Cuando los encuentros discurren sin límite de tiempo, a veces, tras unos compases de temas intrascendentes, se internan en terrenos personales. Entonces, uno comparte lo que está viviendo, sus pesares y sus esperanzas. No todo el mundo está dispuesto a atravesar la sutil barrera de la cortesía. Algunas personas no quieren y otras no pueden. A algunos de mis amigos (más a varones que a mujeres) les cuesta mucho hablar de sí mismos. Todo el tiempo se les va en comentar aspectos de su trabajo, en criticar la política o en intercambiar chascarrillos. Tienen pavor a compartir algo personal, en algunos casos porque ni siquiera ellos mismos han explorado a fondo su interioridad. En otros, porque no saben gestionarla. Nunca dicen cómo se sienten, qué esperan o en qué creen. Pasan de puntillas sobre temas que consideran demasiado filosóficos o sentimentales, impropios de varones que han hecho de su trabajo el centro de sus vidas y el tema principal de sus conversaciones. Hay otros, sin embargo, que con una facilidad pasmosa abren la puerta de su corazón. En esos momentos, uno se siente llamado a descalzarse porque es como entrar en el santuario de la intimidad. He sido bendecido con muchos encuentros de este tipo. Algunos han surgido como fruto de una relación continuada; otros, sin previo aviso, como una confesión súbita; en muchos casos, como fruto del acompañamiento pastoral. En esos momentos se experimenta la alegría del encuentro interpersonal. El otro deja de ser una realidad opaca para convertirse en transparencia de algo que le supera. En el fondo, todo encuentro deja traslucir la huella de lo divino.

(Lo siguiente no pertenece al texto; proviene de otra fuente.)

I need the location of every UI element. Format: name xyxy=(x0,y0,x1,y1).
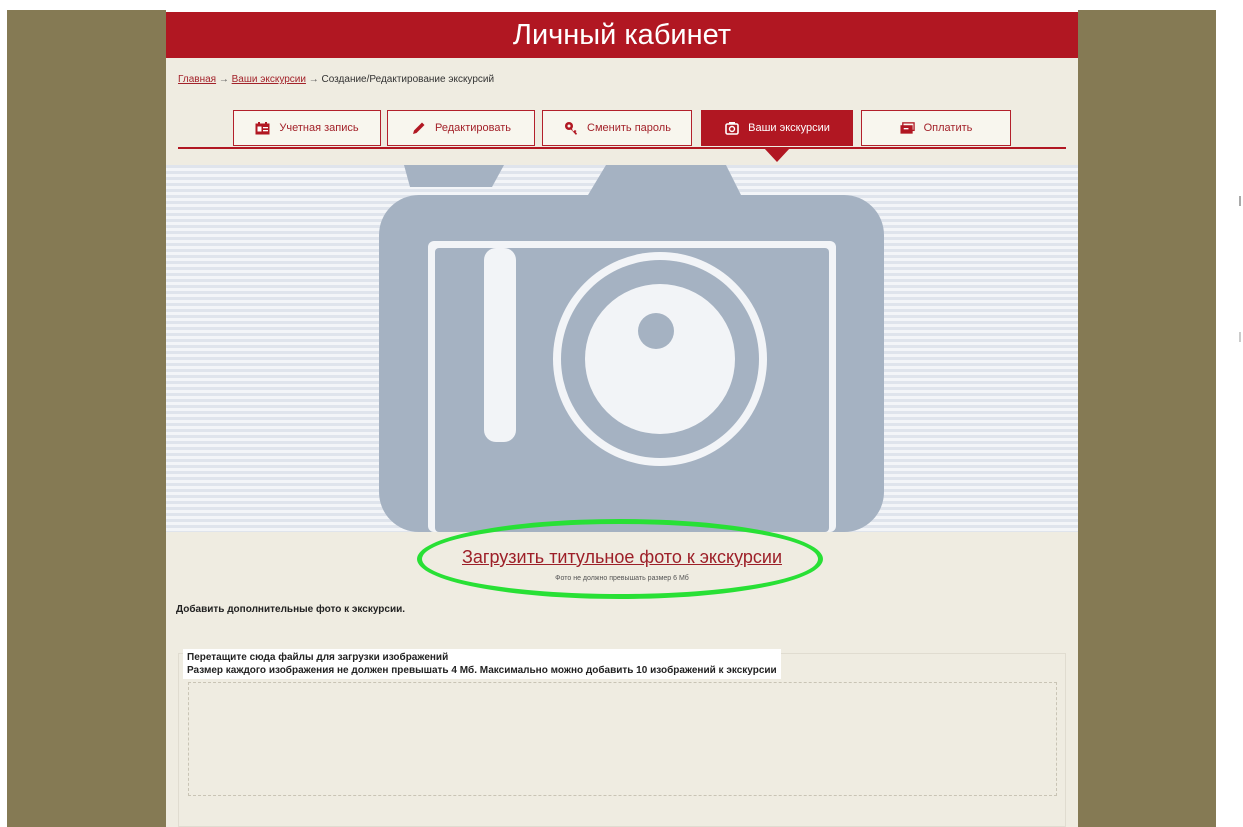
breadcrumb-separator: → xyxy=(308,74,319,85)
page-title: Личный кабинет xyxy=(512,19,732,51)
active-tab-pointer xyxy=(764,148,790,162)
tab-edit[interactable]: Редактировать xyxy=(387,110,535,146)
tab-change-password-label: Сменить пароль xyxy=(587,122,671,134)
breadcrumb: Главная → Ваши экскурсии → Создание/Реда… xyxy=(178,74,494,85)
key-icon xyxy=(563,121,578,136)
wallet-icon xyxy=(900,121,915,136)
tab-my-tours-label: Ваши экскурсии xyxy=(748,122,830,134)
pencil-icon xyxy=(411,121,426,136)
left-background-panel xyxy=(7,10,166,827)
tab-my-tours[interactable]: Ваши экскурсии xyxy=(701,110,853,146)
tab-account-label: Учетная запись xyxy=(279,122,359,134)
breadcrumb-current: Создание/Редактирование экскурсий xyxy=(321,74,495,85)
breadcrumb-separator: → xyxy=(218,74,229,85)
tab-edit-label: Редактировать xyxy=(435,122,511,134)
cover-photo-placeholder[interactable] xyxy=(166,165,1078,532)
tab-pay-label: Оплатить xyxy=(923,122,973,134)
upload-cover-wrap: Загрузить титульное фото к экскурсии xyxy=(166,547,1078,568)
camera-icon xyxy=(379,165,884,532)
id-card-icon xyxy=(255,121,270,136)
tab-change-password[interactable]: Сменить пароль xyxy=(542,110,692,146)
breadcrumb-tours-link[interactable]: Ваши экскурсии xyxy=(232,74,306,85)
header-bar: Личный кабинет xyxy=(166,12,1078,58)
upload-size-note: Фото не должно превышать размер 6 Мб xyxy=(555,575,689,582)
window-top-strip xyxy=(0,0,1243,10)
drop-instructions: Перетащите сюда файлы для загрузки изобр… xyxy=(183,649,781,679)
upload-cover-photo-link[interactable]: Загрузить титульное фото к экскурсии xyxy=(462,547,782,567)
tabs-underline xyxy=(178,147,1066,149)
right-background-panel xyxy=(1078,10,1216,827)
scrollbar-mark xyxy=(1239,332,1241,342)
tab-account[interactable]: Учетная запись xyxy=(233,110,381,146)
additional-photos-heading: Добавить дополнительные фото к экскурсии… xyxy=(176,604,406,615)
drop-instruction-line: Перетащите сюда файлы для загрузки изобр… xyxy=(187,652,449,663)
breadcrumb-home-link[interactable]: Главная xyxy=(178,74,216,85)
camera-icon xyxy=(724,121,739,136)
scrollbar-mark xyxy=(1239,196,1241,206)
drop-size-limit-line: Размер каждого изображения не должен пре… xyxy=(187,665,777,676)
account-page: Личный кабинет Главная → Ваши экскурсии … xyxy=(166,12,1078,827)
tab-pay[interactable]: Оплатить xyxy=(861,110,1011,146)
file-drop-zone[interactable] xyxy=(188,682,1057,796)
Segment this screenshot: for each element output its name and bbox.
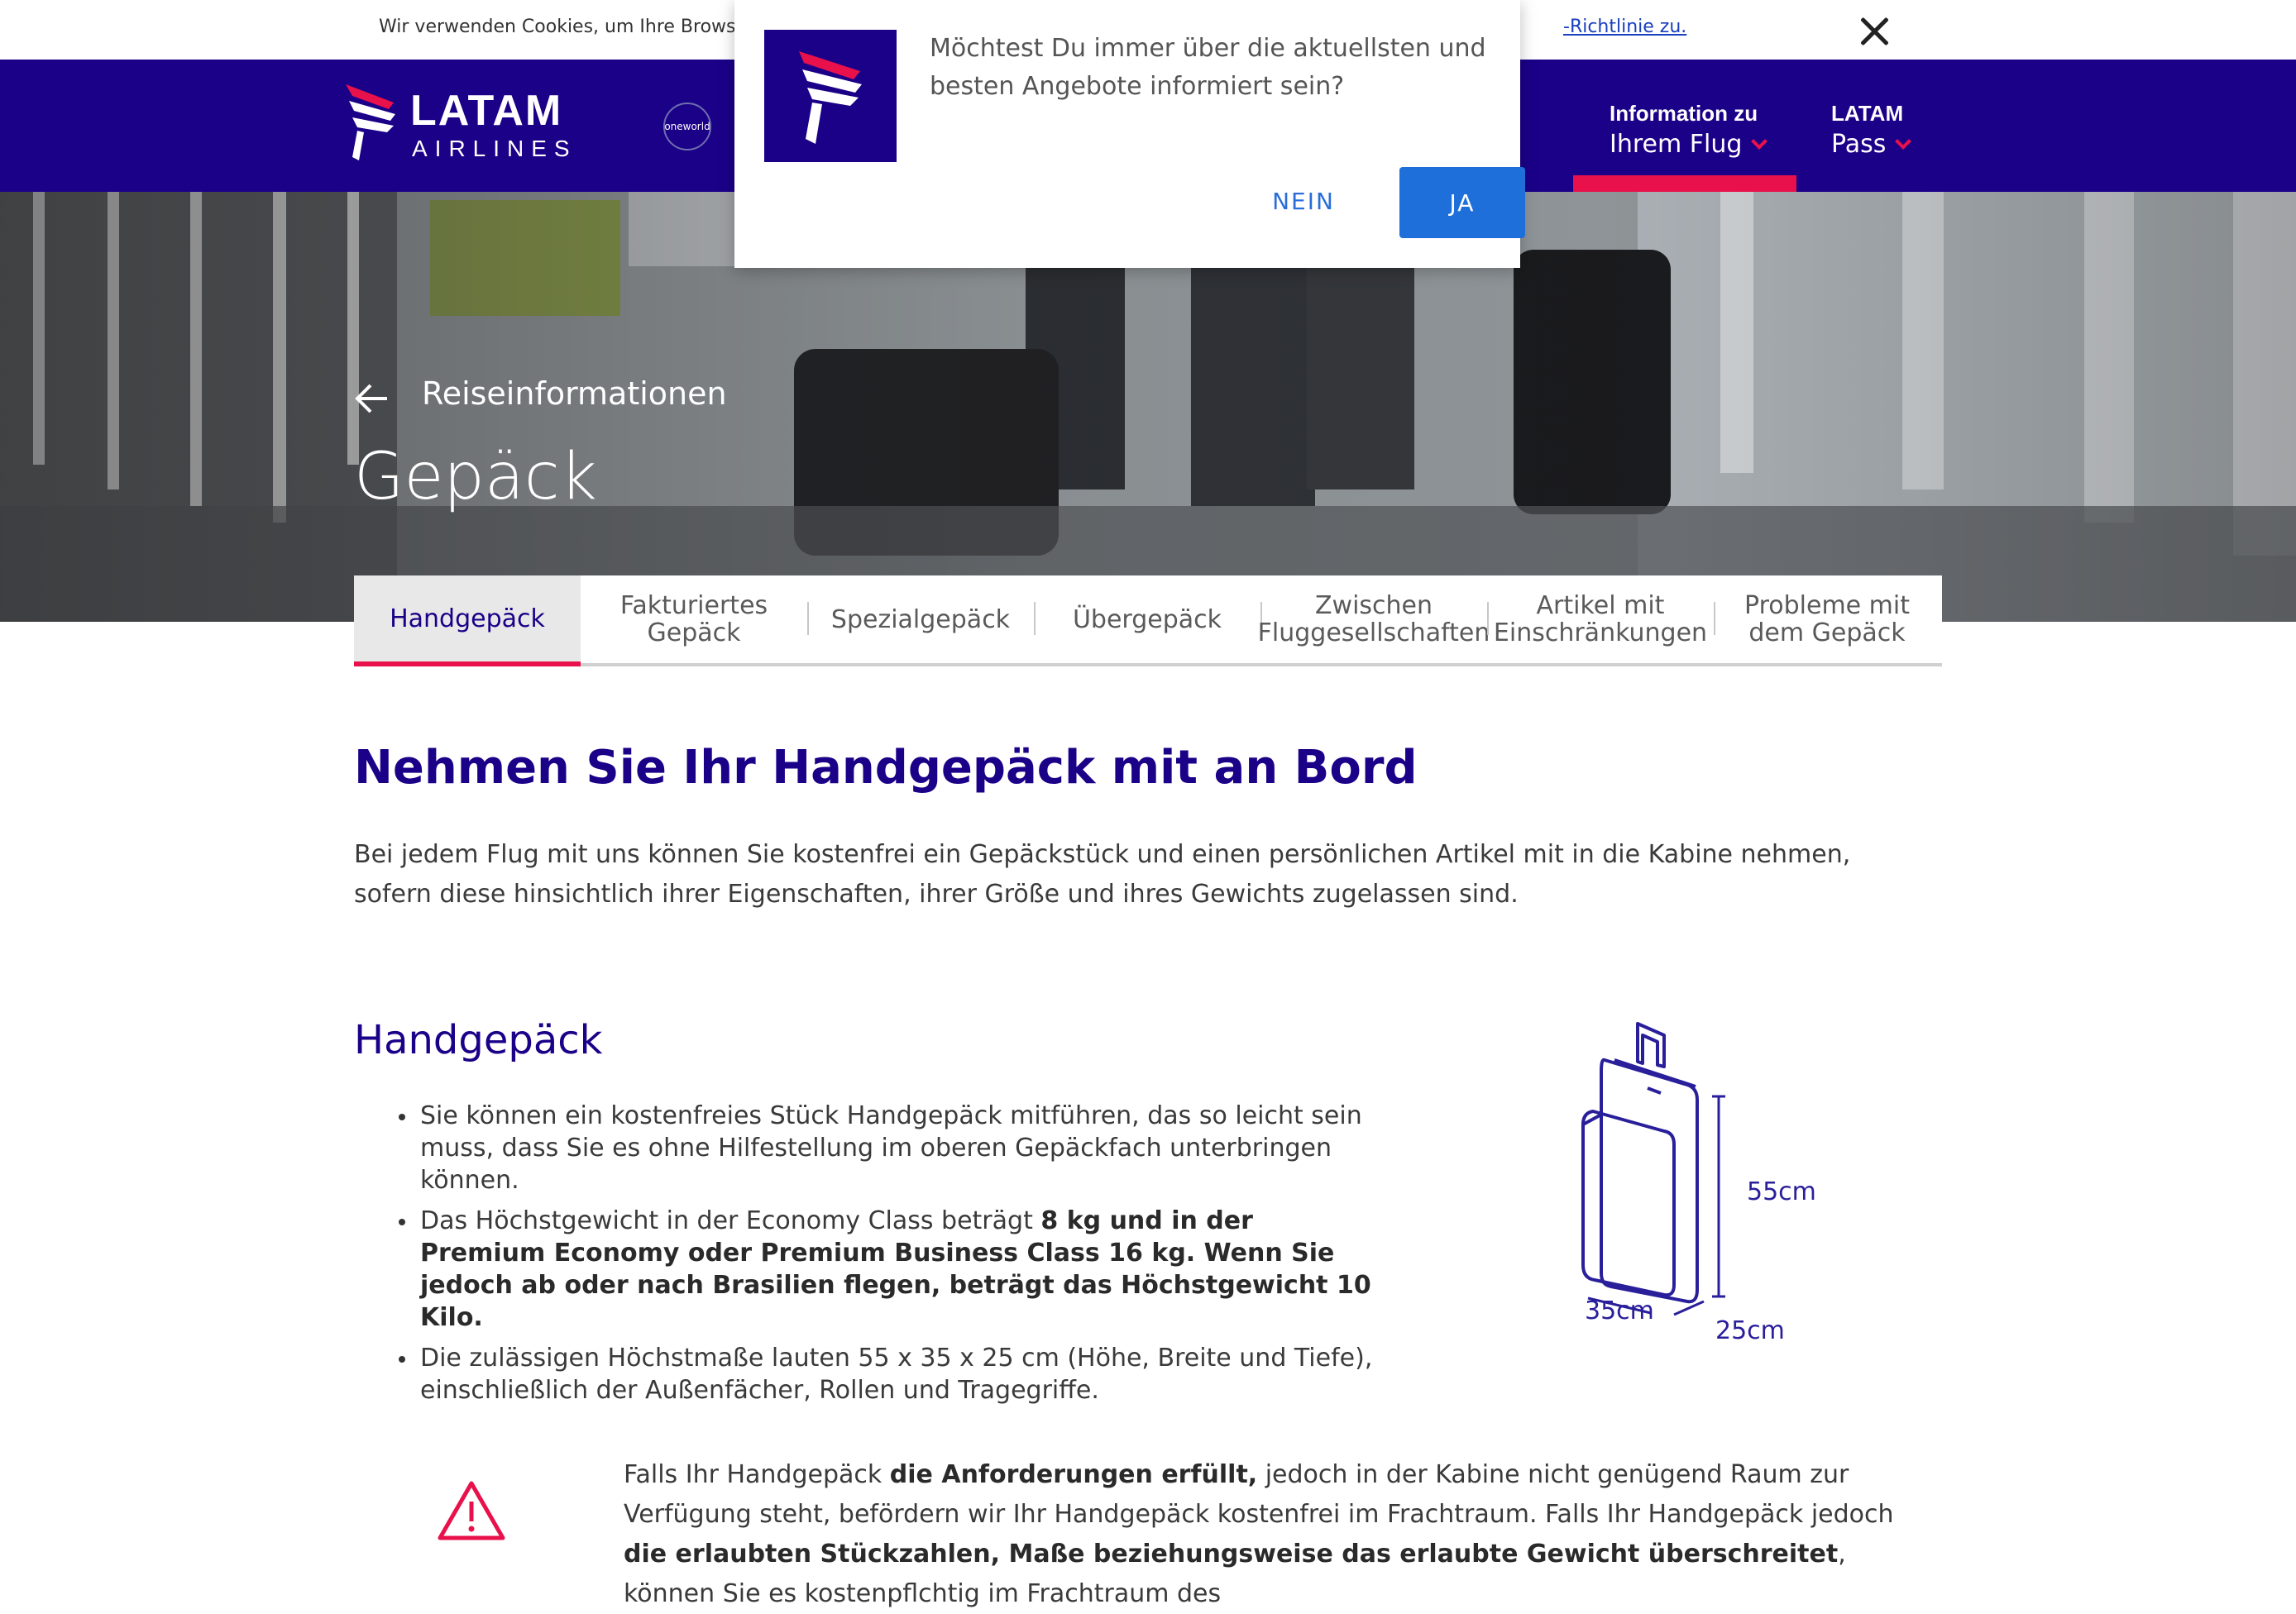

Sin embargo, incluso en esos encuentros en los que abrimos de par en par la puerta de nuestra interioridad, seguimos siendo un misterio para los demás. Nunca acabamos de revelarnos del todo y nunca acabamos de comprender a la otra persona en su verdadera profundidad. Siempre tenemos la impresión de que falta algo, de que no nos hemos explicado a cabalidad o de que no hemos sabido acoger sin reservas. Por eso, la alegría suele ir acompañada también por una ligera insatisfacción. O quizá mejor por el anhelo de algo más hondo, más duradero y pleno. Para mí, esta experiencia es la “herida de lo divino”. Es como si en la incompletitud de todo encuentro interpersonal anheláramos el encuentro con el Tú de Dios, el único que puede satisfacer al ser humano. De nuevo viene en mi ayuda san Agustín: “Nos hiciste Señor, para ti y nuestro corazón siempre estará inquieto hasta que no descanse en ti”. Cuanto más hondo cavamos en el surco del encuentro con los otros, más comprendemos que no podemos prometer a nadie el cielo en la tierra y que nadie va a apagar nuestra sed. Si aceptamos con humidad esta dinámica, no sucumbiremos al espejismo de “amores imposibles”, no caeremos en la trampa de los chantajes afectivos y no experimentaremos el regusto amargo del misterio de la otra persona. Al contrario, permaneceremos siempre en el umbral del otro, agradeceremos cada brizna de intimidad compartida y reforzaremos nuestro anhelo del encuentro definitivo con el Único que llena el corazón humano.